Parliament of Australia
- Long title An Act to provide for the Deportation of certain Aliens. ;
- Citation: No. 84 of 1948
- Enacted by: Australian House of Representatives
- Royal assent: 21 December 1948
- Repealed: 1 June 1959
- Introduced by: Arthur Calwell

Repealed by
- Migration Act 1958

= Aliens Deportation Act 1948 =

Repealed Australian deportation act

The Aliens Deportation Act 1948 (Cth) was an Act of the Parliament of Australia which formed part of the White Australia policy.
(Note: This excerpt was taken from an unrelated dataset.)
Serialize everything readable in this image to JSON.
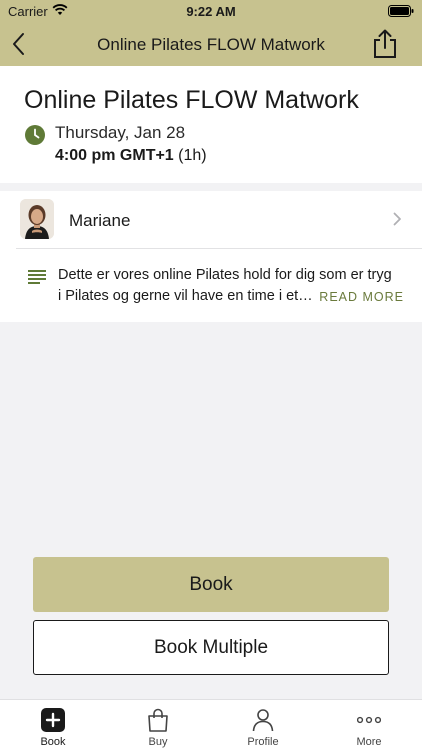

The Act gave the government sweeping powers to deport aliens.

== Background ==
Minister for Immigration Arthur Calwell, who introduced the Act, explained the Act targeted "those aliens whose character and conduct are such that they should not be allowed to continue to reside here, but whose deportation cannot be effected at present because of the limitations upon the Commonwealth’s immigration powers". Despite criticism in parliament about its broad powers, the Act commenced 18 January 1949.

== Legacy ==
Shortly after coming into force, the Act was put into question by O'Keefe v Calwell (1948), which ruled in favour of Annie O’Keefe, an Indonesian wartime evacuee who had been issued a deportation order. After this defeat, Calwell sought legislation to close the loophole, leading to the War-time Refugees Removal Act 1949.